100KIN10 STRATEGIC COMMUNICATIONS AND LEADERSHIP WORKSHOP

Former President Bill Clinton addresses STEM education reformers in New York City.

President Bill Clinton gave the keynote address to dozens of 100Kin10 partners and funders who gathered in New York City on April 19 to practice getting their message out.  President Clinton gave the address to commend the group on the progress of their 100Kin10 program, which was a commitment made at CGI America in 2011. Vartan Gregorian, president of Carnegie Corporation of New York, introduced President Clinton, praising him for being in the forefront of public education reform, and for sharing the Corporation’s mission to do permanent good in the world.

“We are here to follow up on the very important commitment that was made at last year’s Clinton Global Initiative meeting for the United States, in Chicago,” President Clinton said. “Before the meeting even ended, this commitment was announced: eleven new organizations had approached Carnegie about training new teachers. Because the commitment was to somehow put together not just the money, but the skills network to train a hundred thousand highly qualified science, technology, engineering and math teachers in the United States.

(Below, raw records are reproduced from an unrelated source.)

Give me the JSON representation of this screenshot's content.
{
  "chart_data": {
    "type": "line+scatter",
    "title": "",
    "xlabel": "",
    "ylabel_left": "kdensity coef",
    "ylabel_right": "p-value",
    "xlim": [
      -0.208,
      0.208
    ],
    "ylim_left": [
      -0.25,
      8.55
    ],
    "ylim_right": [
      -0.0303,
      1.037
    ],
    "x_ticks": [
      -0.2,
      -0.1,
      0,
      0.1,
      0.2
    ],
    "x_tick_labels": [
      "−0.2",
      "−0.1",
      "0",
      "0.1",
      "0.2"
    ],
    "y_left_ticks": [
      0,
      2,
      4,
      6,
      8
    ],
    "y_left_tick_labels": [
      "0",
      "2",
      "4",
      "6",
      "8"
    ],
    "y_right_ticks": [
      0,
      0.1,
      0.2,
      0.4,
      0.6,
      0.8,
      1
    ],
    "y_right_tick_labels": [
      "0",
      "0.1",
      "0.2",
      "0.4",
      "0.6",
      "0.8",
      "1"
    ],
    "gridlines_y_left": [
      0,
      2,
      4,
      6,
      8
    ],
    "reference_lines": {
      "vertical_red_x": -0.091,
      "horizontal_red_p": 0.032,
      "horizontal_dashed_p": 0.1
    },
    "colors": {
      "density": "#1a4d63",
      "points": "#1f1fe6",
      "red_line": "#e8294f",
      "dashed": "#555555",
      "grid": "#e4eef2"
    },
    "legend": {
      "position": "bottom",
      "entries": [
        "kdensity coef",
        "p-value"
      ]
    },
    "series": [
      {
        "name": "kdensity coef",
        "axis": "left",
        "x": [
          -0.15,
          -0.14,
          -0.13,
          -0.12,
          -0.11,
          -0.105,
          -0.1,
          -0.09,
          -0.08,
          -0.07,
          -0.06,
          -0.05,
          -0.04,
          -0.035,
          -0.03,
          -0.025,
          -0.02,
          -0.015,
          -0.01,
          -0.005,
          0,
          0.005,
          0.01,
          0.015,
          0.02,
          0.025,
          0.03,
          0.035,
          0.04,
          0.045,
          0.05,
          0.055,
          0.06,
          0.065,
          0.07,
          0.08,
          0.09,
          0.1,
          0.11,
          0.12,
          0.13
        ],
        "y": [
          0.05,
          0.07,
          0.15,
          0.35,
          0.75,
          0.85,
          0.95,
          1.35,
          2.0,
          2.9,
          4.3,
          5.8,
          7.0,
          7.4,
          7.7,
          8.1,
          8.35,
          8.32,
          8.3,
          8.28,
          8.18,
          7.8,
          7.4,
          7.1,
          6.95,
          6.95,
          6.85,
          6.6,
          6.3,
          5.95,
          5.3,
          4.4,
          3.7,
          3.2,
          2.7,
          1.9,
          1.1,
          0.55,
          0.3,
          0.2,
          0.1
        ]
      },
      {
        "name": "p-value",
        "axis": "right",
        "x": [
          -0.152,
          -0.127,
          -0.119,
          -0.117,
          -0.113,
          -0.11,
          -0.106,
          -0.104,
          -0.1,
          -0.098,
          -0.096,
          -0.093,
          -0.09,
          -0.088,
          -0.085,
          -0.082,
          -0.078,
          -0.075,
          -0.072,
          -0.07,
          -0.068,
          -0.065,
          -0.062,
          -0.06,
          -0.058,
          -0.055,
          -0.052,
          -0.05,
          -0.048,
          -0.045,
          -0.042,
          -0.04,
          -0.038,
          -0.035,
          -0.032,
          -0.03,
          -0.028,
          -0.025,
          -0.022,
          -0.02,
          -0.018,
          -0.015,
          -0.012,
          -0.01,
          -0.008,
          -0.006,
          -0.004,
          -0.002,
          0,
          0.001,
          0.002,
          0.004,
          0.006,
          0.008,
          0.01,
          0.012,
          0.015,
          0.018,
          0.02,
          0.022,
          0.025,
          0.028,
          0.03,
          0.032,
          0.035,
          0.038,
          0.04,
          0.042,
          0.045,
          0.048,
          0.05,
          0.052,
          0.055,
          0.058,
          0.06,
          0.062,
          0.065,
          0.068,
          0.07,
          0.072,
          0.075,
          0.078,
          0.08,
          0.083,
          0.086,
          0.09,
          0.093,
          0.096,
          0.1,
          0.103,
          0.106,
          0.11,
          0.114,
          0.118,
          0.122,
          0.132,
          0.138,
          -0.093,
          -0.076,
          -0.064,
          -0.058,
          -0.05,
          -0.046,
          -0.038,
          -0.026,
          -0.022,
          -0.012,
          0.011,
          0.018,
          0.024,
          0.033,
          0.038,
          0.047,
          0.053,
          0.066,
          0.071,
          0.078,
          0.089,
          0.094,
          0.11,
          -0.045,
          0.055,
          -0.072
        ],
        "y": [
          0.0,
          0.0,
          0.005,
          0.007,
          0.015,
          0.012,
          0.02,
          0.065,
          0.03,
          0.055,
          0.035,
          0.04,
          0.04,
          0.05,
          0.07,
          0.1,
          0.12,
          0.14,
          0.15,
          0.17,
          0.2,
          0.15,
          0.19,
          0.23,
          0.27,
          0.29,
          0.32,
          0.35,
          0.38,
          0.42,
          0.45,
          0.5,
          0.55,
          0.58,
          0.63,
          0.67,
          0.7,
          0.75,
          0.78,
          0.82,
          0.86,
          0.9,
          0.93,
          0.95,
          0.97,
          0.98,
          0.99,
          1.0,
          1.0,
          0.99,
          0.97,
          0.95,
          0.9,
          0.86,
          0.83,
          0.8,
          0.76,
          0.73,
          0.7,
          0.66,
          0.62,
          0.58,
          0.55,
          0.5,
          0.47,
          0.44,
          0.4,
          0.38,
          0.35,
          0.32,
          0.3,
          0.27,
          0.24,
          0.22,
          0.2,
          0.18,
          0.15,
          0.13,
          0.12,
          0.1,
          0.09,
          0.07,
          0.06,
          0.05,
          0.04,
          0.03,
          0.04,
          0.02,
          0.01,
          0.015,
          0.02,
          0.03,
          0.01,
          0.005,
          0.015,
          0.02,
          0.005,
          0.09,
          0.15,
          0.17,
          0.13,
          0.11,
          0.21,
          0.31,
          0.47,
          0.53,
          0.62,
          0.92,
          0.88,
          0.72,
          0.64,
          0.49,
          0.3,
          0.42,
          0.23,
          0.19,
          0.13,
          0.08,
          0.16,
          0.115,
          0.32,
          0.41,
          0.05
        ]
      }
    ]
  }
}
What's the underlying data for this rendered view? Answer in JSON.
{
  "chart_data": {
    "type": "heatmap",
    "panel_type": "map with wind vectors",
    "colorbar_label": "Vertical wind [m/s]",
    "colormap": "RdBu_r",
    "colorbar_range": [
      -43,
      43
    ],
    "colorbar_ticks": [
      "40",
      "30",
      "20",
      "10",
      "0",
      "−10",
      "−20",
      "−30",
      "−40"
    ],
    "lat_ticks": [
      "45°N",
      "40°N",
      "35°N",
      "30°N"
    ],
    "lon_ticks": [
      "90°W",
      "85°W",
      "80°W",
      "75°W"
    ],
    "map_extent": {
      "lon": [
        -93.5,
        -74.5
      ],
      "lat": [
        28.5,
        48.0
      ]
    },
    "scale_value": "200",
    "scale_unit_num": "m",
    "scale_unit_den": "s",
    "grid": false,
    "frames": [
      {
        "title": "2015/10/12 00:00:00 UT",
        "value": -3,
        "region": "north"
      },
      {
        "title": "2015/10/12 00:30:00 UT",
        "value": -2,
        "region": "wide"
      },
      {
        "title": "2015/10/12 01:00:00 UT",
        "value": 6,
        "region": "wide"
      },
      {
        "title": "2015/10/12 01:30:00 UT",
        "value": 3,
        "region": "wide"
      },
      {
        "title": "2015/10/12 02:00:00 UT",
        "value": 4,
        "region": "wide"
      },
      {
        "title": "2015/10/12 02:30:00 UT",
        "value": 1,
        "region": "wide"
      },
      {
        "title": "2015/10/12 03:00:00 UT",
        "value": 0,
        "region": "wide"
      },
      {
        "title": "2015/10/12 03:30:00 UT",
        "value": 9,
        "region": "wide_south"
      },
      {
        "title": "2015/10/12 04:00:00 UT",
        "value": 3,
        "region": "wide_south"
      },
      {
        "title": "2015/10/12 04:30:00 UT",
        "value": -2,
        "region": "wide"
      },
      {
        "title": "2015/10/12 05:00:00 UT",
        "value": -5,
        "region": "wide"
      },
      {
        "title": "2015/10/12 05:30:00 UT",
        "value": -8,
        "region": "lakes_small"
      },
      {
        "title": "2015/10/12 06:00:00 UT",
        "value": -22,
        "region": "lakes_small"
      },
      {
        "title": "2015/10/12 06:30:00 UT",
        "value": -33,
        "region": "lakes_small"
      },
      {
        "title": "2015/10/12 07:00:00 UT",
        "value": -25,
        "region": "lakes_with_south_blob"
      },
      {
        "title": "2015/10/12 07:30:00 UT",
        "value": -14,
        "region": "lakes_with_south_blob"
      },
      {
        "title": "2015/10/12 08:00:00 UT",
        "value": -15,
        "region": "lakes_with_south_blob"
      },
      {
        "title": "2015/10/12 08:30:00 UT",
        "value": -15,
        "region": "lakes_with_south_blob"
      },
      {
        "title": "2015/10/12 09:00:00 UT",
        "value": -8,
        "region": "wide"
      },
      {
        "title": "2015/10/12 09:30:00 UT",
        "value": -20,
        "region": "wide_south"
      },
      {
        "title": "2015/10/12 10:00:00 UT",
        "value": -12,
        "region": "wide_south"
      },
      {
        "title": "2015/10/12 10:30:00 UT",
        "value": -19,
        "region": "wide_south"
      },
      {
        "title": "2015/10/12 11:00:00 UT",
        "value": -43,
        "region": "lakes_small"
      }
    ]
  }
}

“If all you do is give us a hundred thousand teachers to assure America’s continued prosperity and growth for the next thirty years, that may be worth a lifetime,” he said, “ but if you do it in a way that causes more people to understand the role of nongovernmental organizations and the essential characteristic of cooperation in building alliances so that everybody’s money goes farther and their good ideas get spread and our not so good ideas get dropped, you may literally change the future of this country and the future of the nongovernmental organization movement and the world.”